Databricks Community

nwong · ‎02-03-2025

I tried creating an external table from a partitioned parquet folder in Unity Catalog.

Initially, I created the table from the Data Ingestion UI. It worked but only a tiny portion of the table was actually loaded.

Next, I tried running a SQL DDL CREATE TABLE IF NOT EXISTS prod.reporting.send_date_summary ( ... ) USING parquet LOCATION "s3:/...." I tried with LOCATION as the root folder containing all subfolders and files, as well as the root folder with wild cards for subfolders. Querying this table threw the following error: ExecutionException: com.databricks.sql.managedcatalog.UnityCatalogServiceException: [RequestId=b2e92078-29ce-4383-9501-3aa5adaa5e93 ErrorClass=BAD_REQUEST] Request URL is not related to this EXTERNAL table. The request url = Some(s3://....). The table storage path is Some(s3://...).

Can you tell me how external tables should be created in Unity Catalog from partitioned parquet files?

Alberto_Umana · ‎02-03-2025

Hi @nwong,

Ensure that the Cloud Storage URI provided is complete and correct, including the scheme, since error looks to be complaining about it.

Can you try using this: https://docs.databricks.com/en/tables/external-partition-discovery.html

CREATE OR REPLACE TABLE <catalog>.<schema>.<table-name>
USING <format>
PARTITIONED BY (<partition-column-list>)
LOCATION 's3://<bucket-path>/<table-directory>';

nwong · ‎02-03-2025

Thanks for the suggestion.

I added

PARTITIONED BY (partition_date)

but not all of the data is loaded.

The parquet files are not stored in Hive-style partitioning. The folder format is

s3://bucket_name/send_date_summary/report/yyyy/mm/dd/*.parquet

where yyyy/mm/dd is the partition_date.

Do I need to manually add each partition? There are hundreds.

Is there an easier way to do this?

And will setting partition log automatically discover new partitions that are added to the folder?

SET spark.databricks.nonDelta.partitionLog.enabled = true;

nwong · ‎02-03-2025

I just tried manually adding a partition

ALTER TABLE prod.reporting.send_date_summary

ADD PARTITION (year = 2022, month=12, day=05)

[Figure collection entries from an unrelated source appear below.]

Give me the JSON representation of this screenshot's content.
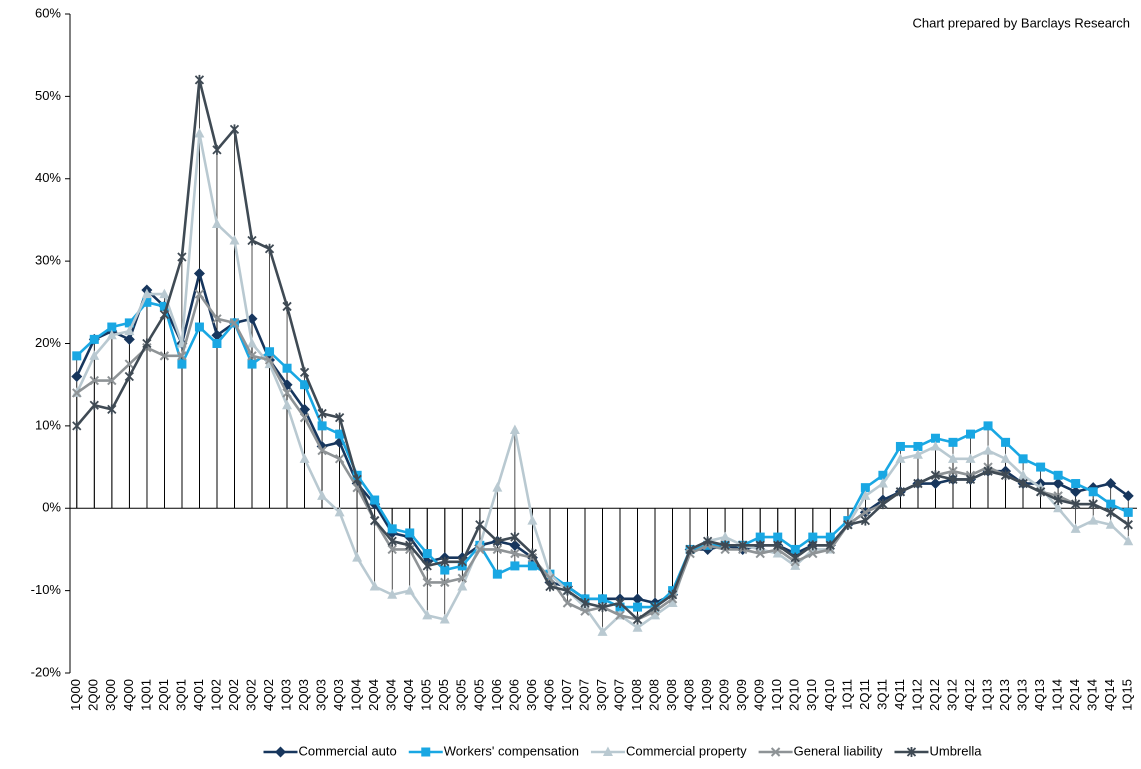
{
  "chart_data": {
    "type": "line",
    "annotation": "Chart prepared by Barclays Research",
    "categories": [
      "1Q00",
      "2Q00",
      "3Q00",
      "4Q00",
      "1Q01",
      "2Q01",
      "3Q01",
      "4Q01",
      "1Q02",
      "2Q02",
      "3Q02",
      "4Q02",
      "1Q03",
      "2Q03",
      "3Q03",
      "4Q03",
      "1Q04",
      "2Q04",
      "3Q04",
      "4Q04",
      "1Q05",
      "2Q05",
      "3Q05",
      "4Q05",
      "1Q06",
      "2Q06",
      "3Q06",
      "4Q06",
      "1Q07",
      "2Q07",
      "3Q07",
      "4Q07",
      "1Q08",
      "2Q08",
      "3Q08",
      "4Q08",
      "1Q09",
      "2Q09",
      "3Q09",
      "4Q09",
      "1Q10",
      "2Q10",
      "3Q10",
      "4Q10",
      "1Q11",
      "2Q11",
      "3Q11",
      "4Q11",
      "1Q12",
      "2Q12",
      "3Q12",
      "4Q12",
      "1Q13",
      "2Q13",
      "3Q13",
      "4Q13",
      "1Q14",
      "2Q14",
      "3Q14",
      "4Q14",
      "1Q15"
    ],
    "series": [
      {
        "name": "Commercial auto",
        "color": "#17365d",
        "marker": "diamond",
        "values": [
          16,
          20.5,
          21.5,
          20.5,
          26.5,
          24.5,
          20,
          28.5,
          21,
          22.5,
          23,
          18,
          15,
          12,
          7.5,
          8,
          3,
          0.5,
          -3,
          -3.5,
          -6.5,
          -6,
          -6,
          -4.5,
          -4,
          -4.5,
          -6,
          -9,
          -9.5,
          -11,
          -11,
          -11,
          -11,
          -11.5,
          -10.5,
          -5,
          -5,
          -4.5,
          -5,
          -4.5,
          -4.5,
          -5.5,
          -4.5,
          -4.5,
          -2,
          -0.5,
          1,
          2,
          3,
          3,
          3.5,
          3.5,
          4.5,
          4.5,
          3,
          3,
          3,
          2,
          2.5,
          3,
          1.5
        ]
      },
      {
        "name": "Workers' compensation",
        "color": "#19a7e3",
        "marker": "square",
        "values": [
          18.5,
          20.5,
          22,
          22.5,
          25,
          24.5,
          17.5,
          22,
          20,
          22.5,
          17.5,
          19,
          17,
          15,
          10,
          9,
          4,
          1,
          -2.5,
          -3,
          -5.5,
          -7.5,
          -7,
          -4.5,
          -8,
          -7,
          -7,
          -8,
          -9.5,
          -11,
          -11,
          -12,
          -12,
          -12,
          -10,
          -5,
          -4.5,
          -4.5,
          -4.5,
          -3.5,
          -3.5,
          -5,
          -3.5,
          -3.5,
          -1.5,
          2.5,
          4,
          7.5,
          7.5,
          8.5,
          8,
          9,
          10,
          8,
          6,
          5,
          4,
          3,
          2,
          0.5,
          -0.5
        ]
      },
      {
        "name": "Commercial property",
        "color": "#b9c9d1",
        "marker": "triangle",
        "values": [
          14,
          18.5,
          21,
          21.5,
          26,
          26,
          20,
          45.5,
          34.5,
          32.5,
          20,
          17.5,
          12.5,
          6,
          1.5,
          -0.5,
          -6,
          -9.5,
          -10.5,
          -10,
          -13,
          -13.5,
          -9.5,
          -4.5,
          2.5,
          9.5,
          -1.5,
          -8,
          -10,
          -12,
          -15,
          -13,
          -14.5,
          -13,
          -11.5,
          -5,
          -4,
          -3.5,
          -4.5,
          -5,
          -5.5,
          -7,
          -5,
          -5,
          -2,
          1.5,
          3,
          6,
          6.5,
          7.5,
          6,
          6,
          7,
          6,
          4,
          2.5,
          0,
          -2.5,
          -1.5,
          -2,
          -4
        ]
      },
      {
        "name": "General liability",
        "color": "#8e9396",
        "marker": "x",
        "values": [
          14,
          15.5,
          15.5,
          17.5,
          19.5,
          18.5,
          18.5,
          26,
          23,
          22.5,
          18.5,
          18,
          14,
          11,
          7,
          6,
          2.5,
          -1.5,
          -5,
          -5,
          -9,
          -9,
          -8.5,
          -5,
          -5,
          -5.5,
          -6,
          -8.5,
          -11.5,
          -12.5,
          -12,
          -13,
          -13.5,
          -12.5,
          -11,
          -5.5,
          -4.5,
          -5,
          -5,
          -5.5,
          -5,
          -6.5,
          -5.5,
          -5,
          -2,
          -0.5,
          0.5,
          2,
          3,
          4,
          4.5,
          4,
          5,
          4,
          3,
          2,
          1.5,
          0.5,
          0.5,
          -0.5,
          -2
        ]
      },
      {
        "name": "Umbrella",
        "color": "#3f4a54",
        "marker": "star",
        "values": [
          10,
          12.5,
          12,
          16,
          20,
          23.5,
          30.5,
          52,
          43.5,
          46,
          32.5,
          31.5,
          24.5,
          16.5,
          11.5,
          11,
          3.5,
          -1.5,
          -4,
          -4.5,
          -7,
          -6.5,
          -6.5,
          -2,
          -4,
          -3.5,
          -5.5,
          -9.5,
          -10,
          -11.5,
          -12,
          -11.5,
          -13.5,
          -12,
          -10.5,
          -5,
          -4,
          -4.5,
          -4.5,
          -4.5,
          -4.5,
          -6,
          -4.5,
          -4.5,
          -2,
          -1.5,
          0.5,
          2,
          3,
          4,
          3.5,
          3.5,
          4.5,
          4,
          3,
          2,
          1,
          0.5,
          0.5,
          -0.5,
          -2
        ]
      }
    ],
    "ylim": [
      -20,
      60
    ],
    "yticks": [
      {
        "value": -20,
        "label": "-20%"
      },
      {
        "value": -10,
        "label": "-10%"
      },
      {
        "value": 0,
        "label": "0%"
      },
      {
        "value": 10,
        "label": "10%"
      },
      {
        "value": 20,
        "label": "20%"
      },
      {
        "value": 30,
        "label": "30%"
      },
      {
        "value": 40,
        "label": "40%"
      },
      {
        "value": 50,
        "label": "50%"
      },
      {
        "value": 60,
        "label": "60%"
      }
    ],
    "drop_lines": true,
    "legend": "bottom"
  }
}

LOCATION 's3://bucket_name/send_date_summary/report/2022/12/05/';

and got an error

[UC_COMMAND_NOT_SUPPORTED.WITHOUT_RECOMMENDATION] The command(s): ALTER TABLE (add partition) are not supported in Unity Catalog. SQLSTATE: 0AKUC

and I can't use MSCK REPAIR TABLE because the folders are not in Hive-style partitioning.

mBusk · ‎02-07-2025

Hi.

We are experiencing the exact same problem.
Does anyone have a solution to the issue?
Or do we really need to rename our partitioning to year=2024,month=01,day=01?